Samuel Phelps was Macready’s Cassius, contrasting fieriness with Brutus’ stoic calm, the classic dynamic of the pair. Phelps later directed several revivals in a similar vein at Sadler’s Wells between 1846 and 1862. In 1868, meanwhile,
Caesar
was one of the earliest Shakespeare plays adapted for the Japanese stage in a Kabuki-style production “which served as a protest play against the bureaucratic ‘law and order’ government.” 11 The international recognizability of its story and the potential for political appropriation allowed the play to cross cultural and linguistic borders.

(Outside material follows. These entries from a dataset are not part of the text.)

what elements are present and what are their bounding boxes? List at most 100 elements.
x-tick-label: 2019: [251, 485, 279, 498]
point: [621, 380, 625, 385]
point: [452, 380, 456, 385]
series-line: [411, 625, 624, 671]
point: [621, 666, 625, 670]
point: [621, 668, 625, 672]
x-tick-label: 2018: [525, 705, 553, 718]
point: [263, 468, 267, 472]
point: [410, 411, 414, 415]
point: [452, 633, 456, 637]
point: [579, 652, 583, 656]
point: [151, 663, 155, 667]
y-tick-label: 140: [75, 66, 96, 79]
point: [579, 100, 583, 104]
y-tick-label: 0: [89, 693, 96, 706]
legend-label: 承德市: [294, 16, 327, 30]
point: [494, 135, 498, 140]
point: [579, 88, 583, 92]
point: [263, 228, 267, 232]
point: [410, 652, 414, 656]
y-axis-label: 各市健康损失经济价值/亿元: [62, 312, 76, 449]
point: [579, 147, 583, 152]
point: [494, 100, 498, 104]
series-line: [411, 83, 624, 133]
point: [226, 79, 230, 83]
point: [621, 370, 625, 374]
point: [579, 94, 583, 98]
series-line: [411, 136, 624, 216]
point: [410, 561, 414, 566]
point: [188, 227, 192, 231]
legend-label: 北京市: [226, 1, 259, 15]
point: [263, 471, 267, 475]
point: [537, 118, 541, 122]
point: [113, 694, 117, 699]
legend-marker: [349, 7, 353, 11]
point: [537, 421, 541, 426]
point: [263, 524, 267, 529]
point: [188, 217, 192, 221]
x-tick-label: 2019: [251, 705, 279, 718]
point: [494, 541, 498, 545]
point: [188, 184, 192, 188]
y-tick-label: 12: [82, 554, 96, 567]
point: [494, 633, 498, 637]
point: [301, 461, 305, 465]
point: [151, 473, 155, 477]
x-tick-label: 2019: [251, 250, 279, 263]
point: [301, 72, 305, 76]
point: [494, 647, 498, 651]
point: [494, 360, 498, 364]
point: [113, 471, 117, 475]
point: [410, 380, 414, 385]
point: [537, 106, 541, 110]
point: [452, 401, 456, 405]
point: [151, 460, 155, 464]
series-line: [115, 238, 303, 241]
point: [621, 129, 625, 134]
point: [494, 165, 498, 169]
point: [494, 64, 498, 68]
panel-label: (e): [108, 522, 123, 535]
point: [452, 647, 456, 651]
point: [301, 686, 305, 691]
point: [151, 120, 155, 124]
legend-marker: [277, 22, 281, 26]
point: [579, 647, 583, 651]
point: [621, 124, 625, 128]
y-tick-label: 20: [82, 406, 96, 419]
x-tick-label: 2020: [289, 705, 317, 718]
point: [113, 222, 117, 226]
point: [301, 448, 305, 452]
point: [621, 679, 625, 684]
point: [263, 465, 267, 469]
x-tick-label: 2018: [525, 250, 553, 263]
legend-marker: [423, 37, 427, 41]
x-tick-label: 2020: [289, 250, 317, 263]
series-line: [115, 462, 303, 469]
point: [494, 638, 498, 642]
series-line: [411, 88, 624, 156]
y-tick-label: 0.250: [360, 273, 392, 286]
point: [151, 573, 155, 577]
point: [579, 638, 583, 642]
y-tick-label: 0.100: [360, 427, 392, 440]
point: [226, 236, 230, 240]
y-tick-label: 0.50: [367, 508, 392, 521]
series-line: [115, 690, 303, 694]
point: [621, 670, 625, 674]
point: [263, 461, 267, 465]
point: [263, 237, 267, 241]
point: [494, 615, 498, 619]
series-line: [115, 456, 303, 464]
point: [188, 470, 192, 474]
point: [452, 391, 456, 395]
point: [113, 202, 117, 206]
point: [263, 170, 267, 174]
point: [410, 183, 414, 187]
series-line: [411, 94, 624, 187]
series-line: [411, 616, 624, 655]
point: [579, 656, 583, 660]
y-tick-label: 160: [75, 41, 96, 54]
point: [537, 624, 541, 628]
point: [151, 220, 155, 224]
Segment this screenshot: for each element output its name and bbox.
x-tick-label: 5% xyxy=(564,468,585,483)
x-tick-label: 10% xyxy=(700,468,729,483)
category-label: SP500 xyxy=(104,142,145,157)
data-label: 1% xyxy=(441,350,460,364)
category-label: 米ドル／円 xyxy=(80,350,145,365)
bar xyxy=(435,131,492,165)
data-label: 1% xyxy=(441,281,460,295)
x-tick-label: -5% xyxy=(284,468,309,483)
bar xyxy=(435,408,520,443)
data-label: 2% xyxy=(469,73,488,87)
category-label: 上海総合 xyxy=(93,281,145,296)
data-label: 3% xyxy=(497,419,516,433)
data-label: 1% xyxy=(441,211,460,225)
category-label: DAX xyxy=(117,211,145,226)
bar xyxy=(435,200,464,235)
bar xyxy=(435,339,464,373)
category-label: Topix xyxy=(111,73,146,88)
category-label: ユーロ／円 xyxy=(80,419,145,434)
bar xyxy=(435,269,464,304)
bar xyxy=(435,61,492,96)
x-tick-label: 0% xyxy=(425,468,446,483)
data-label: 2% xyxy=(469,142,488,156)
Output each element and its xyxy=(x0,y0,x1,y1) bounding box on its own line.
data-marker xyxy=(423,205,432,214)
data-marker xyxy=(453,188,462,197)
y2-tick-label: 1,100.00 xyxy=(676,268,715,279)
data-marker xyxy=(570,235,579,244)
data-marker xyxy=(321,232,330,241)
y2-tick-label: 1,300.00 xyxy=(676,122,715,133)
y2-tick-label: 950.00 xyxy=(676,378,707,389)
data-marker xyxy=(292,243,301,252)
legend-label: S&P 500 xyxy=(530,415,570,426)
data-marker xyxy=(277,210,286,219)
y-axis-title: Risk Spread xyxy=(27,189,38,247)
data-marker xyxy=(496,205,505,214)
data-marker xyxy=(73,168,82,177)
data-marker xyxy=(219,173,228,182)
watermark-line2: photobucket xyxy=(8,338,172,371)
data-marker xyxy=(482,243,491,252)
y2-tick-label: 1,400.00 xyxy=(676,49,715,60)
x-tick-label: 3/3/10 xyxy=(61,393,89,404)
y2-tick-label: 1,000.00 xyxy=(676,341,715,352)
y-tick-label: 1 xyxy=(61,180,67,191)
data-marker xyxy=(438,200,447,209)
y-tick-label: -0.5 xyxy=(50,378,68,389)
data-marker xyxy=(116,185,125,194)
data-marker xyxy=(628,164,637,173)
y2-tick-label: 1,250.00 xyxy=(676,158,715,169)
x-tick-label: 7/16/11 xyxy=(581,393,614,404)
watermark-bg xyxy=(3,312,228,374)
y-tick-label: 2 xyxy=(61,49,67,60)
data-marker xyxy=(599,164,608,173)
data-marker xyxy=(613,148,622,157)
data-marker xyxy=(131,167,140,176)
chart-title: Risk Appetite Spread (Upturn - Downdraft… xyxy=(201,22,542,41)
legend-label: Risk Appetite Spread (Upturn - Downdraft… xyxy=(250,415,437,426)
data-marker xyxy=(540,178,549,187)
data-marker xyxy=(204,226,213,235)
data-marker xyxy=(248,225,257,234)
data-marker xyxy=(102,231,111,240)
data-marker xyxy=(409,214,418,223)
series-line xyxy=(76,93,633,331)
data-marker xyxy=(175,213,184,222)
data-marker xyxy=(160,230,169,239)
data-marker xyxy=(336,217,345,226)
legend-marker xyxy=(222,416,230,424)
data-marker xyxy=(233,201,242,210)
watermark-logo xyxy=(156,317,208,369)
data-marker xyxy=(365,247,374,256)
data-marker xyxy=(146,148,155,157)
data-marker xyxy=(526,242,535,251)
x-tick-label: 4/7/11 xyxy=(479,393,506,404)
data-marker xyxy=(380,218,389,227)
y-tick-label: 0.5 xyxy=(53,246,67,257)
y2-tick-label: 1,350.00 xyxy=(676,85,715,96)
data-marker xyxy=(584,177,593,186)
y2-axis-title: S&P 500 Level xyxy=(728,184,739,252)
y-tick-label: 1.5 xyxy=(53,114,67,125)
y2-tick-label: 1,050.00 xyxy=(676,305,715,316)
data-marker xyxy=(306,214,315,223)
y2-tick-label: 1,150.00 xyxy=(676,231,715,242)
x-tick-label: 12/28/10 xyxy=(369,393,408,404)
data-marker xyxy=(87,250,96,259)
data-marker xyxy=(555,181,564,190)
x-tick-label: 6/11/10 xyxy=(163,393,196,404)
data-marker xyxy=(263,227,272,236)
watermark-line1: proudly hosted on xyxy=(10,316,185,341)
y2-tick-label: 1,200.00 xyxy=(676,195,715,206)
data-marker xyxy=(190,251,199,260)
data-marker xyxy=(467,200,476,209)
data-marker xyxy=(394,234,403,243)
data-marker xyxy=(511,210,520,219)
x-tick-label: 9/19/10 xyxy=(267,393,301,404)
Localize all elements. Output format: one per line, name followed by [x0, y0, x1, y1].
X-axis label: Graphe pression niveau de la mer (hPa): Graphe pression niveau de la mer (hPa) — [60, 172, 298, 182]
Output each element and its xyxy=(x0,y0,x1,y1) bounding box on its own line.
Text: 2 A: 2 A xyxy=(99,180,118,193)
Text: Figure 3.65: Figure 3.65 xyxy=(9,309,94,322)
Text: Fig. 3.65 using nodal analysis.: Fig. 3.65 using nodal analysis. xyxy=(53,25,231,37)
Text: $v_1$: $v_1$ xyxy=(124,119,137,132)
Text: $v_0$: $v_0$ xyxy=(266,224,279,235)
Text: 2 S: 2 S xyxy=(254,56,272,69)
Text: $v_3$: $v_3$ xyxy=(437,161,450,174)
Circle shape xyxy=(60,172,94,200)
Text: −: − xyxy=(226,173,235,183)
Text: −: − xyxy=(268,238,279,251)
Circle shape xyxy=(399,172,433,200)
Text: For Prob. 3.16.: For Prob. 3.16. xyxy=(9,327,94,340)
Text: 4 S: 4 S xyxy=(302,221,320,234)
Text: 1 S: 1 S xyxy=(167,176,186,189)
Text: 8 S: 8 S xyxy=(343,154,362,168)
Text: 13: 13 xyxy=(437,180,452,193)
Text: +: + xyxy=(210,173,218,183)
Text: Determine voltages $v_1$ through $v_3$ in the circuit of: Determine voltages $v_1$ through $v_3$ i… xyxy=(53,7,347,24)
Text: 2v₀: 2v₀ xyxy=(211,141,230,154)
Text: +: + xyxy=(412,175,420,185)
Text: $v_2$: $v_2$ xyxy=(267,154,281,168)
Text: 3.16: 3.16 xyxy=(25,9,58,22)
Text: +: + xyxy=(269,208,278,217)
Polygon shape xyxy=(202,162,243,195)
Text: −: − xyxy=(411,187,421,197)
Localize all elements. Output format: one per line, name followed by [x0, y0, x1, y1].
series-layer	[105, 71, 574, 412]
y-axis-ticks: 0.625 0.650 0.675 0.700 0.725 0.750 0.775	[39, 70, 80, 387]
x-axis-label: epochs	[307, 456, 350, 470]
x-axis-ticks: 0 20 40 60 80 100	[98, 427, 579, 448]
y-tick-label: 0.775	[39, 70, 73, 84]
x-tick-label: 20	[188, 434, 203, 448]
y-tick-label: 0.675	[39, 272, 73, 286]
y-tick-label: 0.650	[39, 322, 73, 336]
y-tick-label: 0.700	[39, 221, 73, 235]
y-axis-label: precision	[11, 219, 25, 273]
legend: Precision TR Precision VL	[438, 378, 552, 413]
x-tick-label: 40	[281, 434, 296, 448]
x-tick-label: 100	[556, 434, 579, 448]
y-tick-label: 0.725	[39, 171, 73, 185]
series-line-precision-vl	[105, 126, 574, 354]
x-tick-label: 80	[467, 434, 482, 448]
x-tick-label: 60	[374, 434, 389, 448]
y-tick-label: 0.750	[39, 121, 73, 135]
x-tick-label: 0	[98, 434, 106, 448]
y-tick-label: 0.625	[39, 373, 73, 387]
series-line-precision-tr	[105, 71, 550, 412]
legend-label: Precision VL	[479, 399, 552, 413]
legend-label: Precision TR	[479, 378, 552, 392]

Classic tragedy was dominated in late nineteenth-century America by the partnership of Lawrence Barrett and Edwin Booth.Booth’s
Caesar
of 1871–72 in New York was his climactic achievement, both in its strong ensemble cast and its spectacular scenic set pieces, including a ritual cremation for Brutus. “Booth presented Brutus as the philosophical man rather than the warrior,” 12 following historical record rather than the American stage convention of a passionate figure, for which he received criticism. Barrett, by contrast, was the age’s defining Cassius: in the 1875 revival
he presented Cassius with such subtlety of thought, such power of intellectual passion, such vigorous and sonorous eloquence, and such force of identification and spontaneity as could not, and did not, fail to command the warmest admiration and sympathy. 13
In 1889 Osmond Tearle played Brutus in Stratford-upon-Avon, reviews of his performance articulating what was by now expected of the character. His performance was described as
almost pre-Raphaelite in its attention to even the smallest detail … [he] brought out with rare skill the various phases of the character, the attributes of authority, suspicion, craft, superstitious fear, being blent with dignity, a beautiful speciousness, consummate worldly tact, pusillanimity, and that histrionic faculty of being “all things to all men.” 14
The same critic accounted for weak performances in the female roles by suggesting that “in Julius Caesar there is no great part in which an actress can particularly distinguish herself.” 15 Only in the later twentieth century would the roles of Portia and Calpurnia become more celebrated.
Herbert Beerbohm Tree’s 1898 production at Her Majesty’s was a triumph. The souvenir program explained:
At Her Majesty’s it is not the historic band of conspirators that strikes the key note of the play. It is not even the mighty figure of Caesar treacherously brought low. It is the feverish, pulsing life of the imperial city.